El Bria siempre había sido una nave tan temperamental como poco fiable, pero Han había acabado acostumbrándose a ella.
Chewie dejó escapar un suave gruñido. Han le miró y se encogió de hombros.
—¿Quieres saber qué vamos a hacer ahora? Bueno, amigo, creo que conoces la situación tan bien como yo. Nos encontramos en un sistema habitado, lo cual quiere decir que los controles de la cápsula salvavidas deberían llevarnos hasta algún sitio en el que podamos encontrar un medio de transporte...
Chewie emitió un gimoteo.
—Oh, claro. Quieres saber qué vamos a hacer ahora que nos hemos quedado sin nave, ¿eh? —Han suspiró—. Buena pregunta, amigo. Sí, es una buena pregunta...
«Aruk ha muerto —pensó Teroenza con incredulidad mientras contemplaba el mensaje procedente de Nal Hutta—. Ha dado resultado... ¡Casi no puedo creer que por fin nos hayamos librado de él!»
Durante una fracción de segundo el Gran Sacerdote sintió una tenue punzada de culpabilidad, pero ésta enseguida desapareció bajo una incontenible oleada de excitación. Con Aruk eliminado y los créditos del clan Desilijic afluyendo a sus arcas, ya no había nada que le impidiera asumir el control de toda la operación ylesiana. Durga tendría que permanecer en Nal Hutta, y estaría más que ocupado intentando controlar al clan Besadii. Kibbick, como sabía todo el mundo, era idiota.
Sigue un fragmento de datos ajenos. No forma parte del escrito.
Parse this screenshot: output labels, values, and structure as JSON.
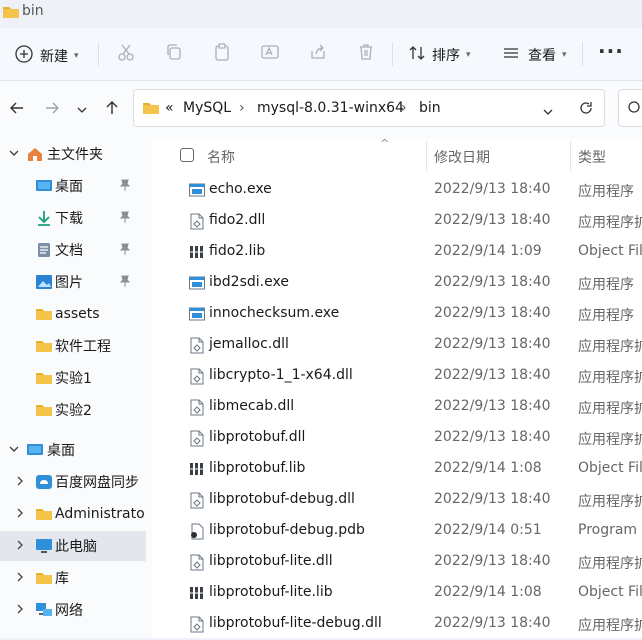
{
  "window": {
    "title": "bin"
  },
  "toolbar": {
    "new_label": "新建",
    "sort_label": "排序",
    "view_label": "查看",
    "more_label": "···"
  },
  "nav": {
    "breadcrumb_prefix": "«",
    "path": [
      "MySQL",
      "mysql-8.0.31-winx64",
      "bin"
    ],
    "separator": "›"
  },
  "sidebar": {
    "items": [
      {
        "label": "主文件夹",
        "icon": "home-icon",
        "expand": "open",
        "pinned": false,
        "selected": false
      },
      {
        "label": "桌面",
        "icon": "desktop-icon",
        "expand": "",
        "pinned": true,
        "selected": false
      },
      {
        "label": "下载",
        "icon": "download-icon",
        "expand": "",
        "pinned": true,
        "selected": false
      },
      {
        "label": "文档",
        "icon": "document-icon",
        "expand": "",
        "pinned": true,
        "selected": false
      },
      {
        "label": "图片",
        "icon": "pictures-icon",
        "expand": "",
        "pinned": true,
        "selected": false
      },
      {
        "label": "assets",
        "icon": "folder-icon",
        "expand": "",
        "pinned": false,
        "selected": false
      },
      {
        "label": "软件工程",
        "icon": "folder-icon",
        "expand": "",
        "pinned": false,
        "selected": false
      },
      {
        "label": "实验1",
        "icon": "folder-icon",
        "expand": "",
        "pinned": false,
        "selected": false
      },
      {
        "label": "实验2",
        "icon": "folder-icon",
        "expand": "",
        "pinned": false,
        "selected": false
      },
      {
        "label": "桌面",
        "icon": "desktop-icon",
        "expand": "open",
        "pinned": false,
        "selected": false
      },
      {
        "label": "百度网盘同步",
        "icon": "cloud-icon",
        "expand": "closed",
        "pinned": false,
        "selected": false
      },
      {
        "label": "Administrato",
        "icon": "folder-icon",
        "expand": "closed",
        "pinned": false,
        "selected": false
      },
      {
        "label": "此电脑",
        "icon": "computer-icon",
        "expand": "closed",
        "pinned": false,
        "selected": true
      },
      {
        "label": "库",
        "icon": "folder-icon",
        "expand": "closed",
        "pinned": false,
        "selected": false
      },
      {
        "label": "网络",
        "icon": "network-icon",
        "expand": "closed",
        "pinned": false,
        "selected": false
      }
    ]
  },
  "columns": {
    "name": "名称",
    "date": "修改日期",
    "type": "类型"
  },
  "files": [
    {
      "name": "echo.exe",
      "date": "2022/9/13 18:40",
      "type": "应用程序",
      "icon": "exe-icon"
    },
    {
      "name": "fido2.dll",
      "date": "2022/9/13 18:40",
      "type": "应用程序扩",
      "icon": "dll-icon"
    },
    {
      "name": "fido2.lib",
      "date": "2022/9/14 1:09",
      "type": "Object File",
      "icon": "lib-icon"
    },
    {
      "name": "ibd2sdi.exe",
      "date": "2022/9/13 18:40",
      "type": "应用程序",
      "icon": "exe-icon"
    },
    {
      "name": "innochecksum.exe",
      "date": "2022/9/13 18:40",
      "type": "应用程序",
      "icon": "exe-icon"
    },
    {
      "name": "jemalloc.dll",
      "date": "2022/9/13 18:40",
      "type": "应用程序扩",
      "icon": "dll-icon"
    },
    {
      "name": "libcrypto-1_1-x64.dll",
      "date": "2022/9/13 18:40",
      "type": "应用程序扩",
      "icon": "dll-icon"
    },
    {
      "name": "libmecab.dll",
      "date": "2022/9/13 18:40",
      "type": "应用程序扩",
      "icon": "dll-icon"
    },
    {
      "name": "libprotobuf.dll",
      "date": "2022/9/13 18:40",
      "type": "应用程序扩",
      "icon": "dll-icon"
    },
    {
      "name": "libprotobuf.lib",
      "date": "2022/9/14 1:08",
      "type": "Object File",
      "icon": "lib-icon"
    },
    {
      "name": "libprotobuf-debug.dll",
      "date": "2022/9/13 18:40",
      "type": "应用程序扩",
      "icon": "dll-icon"
    },
    {
      "name": "libprotobuf-debug.pdb",
      "date": "2022/9/14 0:51",
      "type": "Program D",
      "icon": "pdb-icon"
    },
    {
      "name": "libprotobuf-lite.dll",
      "date": "2022/9/13 18:40",
      "type": "应用程序扩",
      "icon": "dll-icon"
    },
    {
      "name": "libprotobuf-lite.lib",
      "date": "2022/9/14 1:08",
      "type": "Object File",
      "icon": "lib-icon"
    },
    {
      "name": "libprotobuf-lite-debug.dll",
      "date": "2022/9/13 18:40",
      "type": "应用程序扩",
      "icon": "dll-icon"
    }
  ]
}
Teroenza se imaginó su colección, y después se la imaginó tal como no tardaría en ser. ¡Construiría un edificio independiente para que la acogiera!
Y traería a su compañera a Ylesia. Se acabaron los días de soledad y las noches solitarias. Teroenza y su compañera se revolcarían en las ciénagas de barro, y serían inimaginablemente ricos...
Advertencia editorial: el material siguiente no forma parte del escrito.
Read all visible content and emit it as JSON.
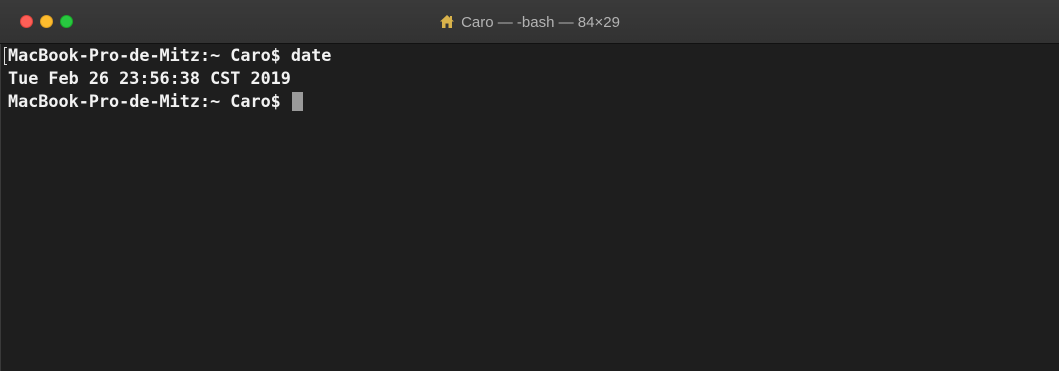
{
  "window": {
    "title": "Caro — -bash — 84×29",
    "title_icon": "home-icon",
    "traffic_lights": {
      "close_color": "#fe5f57",
      "minimize_color": "#febc2e",
      "zoom_color": "#28c840"
    }
  },
  "terminal": {
    "background": "#1e1e1e",
    "foreground": "#f2f2f2",
    "lines": [
      "MacBook-Pro-de-Mitz:~ Caro$ date",
      "Tue Feb 26 23:56:38 CST 2019",
      "MacBook-Pro-de-Mitz:~ Caro$ "
    ]
  }
}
Teroenza dedicó unos cuantos minutos más a adoptar una expresión adecuadamente lúgubre, y después el t'landa Til fue en busca de Kibbick para informarle de que su tío había muerto.
El Moff Sarn Shild estaba solo en su majestuosa residencia de Teth y se preguntaba qué había ido mal. El ataque a Nal Hutta había sido un gran error, eso era obvio. Y en cuanto a Greelanx... Bueno, Greelanx había fracasado, y el almirante había acabado muriendo en circunstancias altamente sospechosas.
Salvo por los androides, Shild estaba totalmente solo en la casa.
Todos sus sirvientes de carne y hueso se habían marchado, no sabía adónde. Bria... Bria también se había ido, y ya habían transcurrido varios días desde su desaparición. Ni siquiera se había despedido de él.
El día anterior el Emperador había convocado a Shild al Centro
Imperial para que compareciese ante la comisión que estaba investigando el infortunado ataque al sistema de Y'Toub. El mensaje de Palpatine había dejado muy claro que el Emperador se hallaba considerablemente disgustado.
Shild siguió sentado en la soledad de su despacho, haciendo esfuerzos desesperados para tratar de entender todo aquello. Hacía tan sólo unos días se encontraba en la cima de la galaxia, y de repente ya ni siquiera podía recordar qué motivo le había impulsado a hacer todo lo que había hecho. Casi parecía como si hubiera sido poseído por una entidad alienígena.
Bajó la mirada hacia su hermoso escritorio tallado. Delante de él había un desintegrador, y junto a él había un frasquito de veneno. Shild hizo una profunda inspiración de aire. Ya no se hacía ilusiones respecto a su futuro, y sabía que ir al Centro Imperial sólo serviría para retrasar lo inevitable.
Cualquier cosa sería preferible a tener que enfrentarse a la ira de Palpatine.
Pero ¿qué debía utilizar, el desintegrador o el veneno?
Shild siguió reflexionando durante un rato, pero se sentía incapaz de decidirse. Finalmente, impulsado por la desesperación, buscó refugio en un recuerdo de la infancia. Desplazando un dedo de un medio de muerte (y de huida) a otro en un lento ir y venir, empezó a canturrear en voz alta:
—Wonga, wuinga, cingi woré... ¿A cuál de los dos elegiré?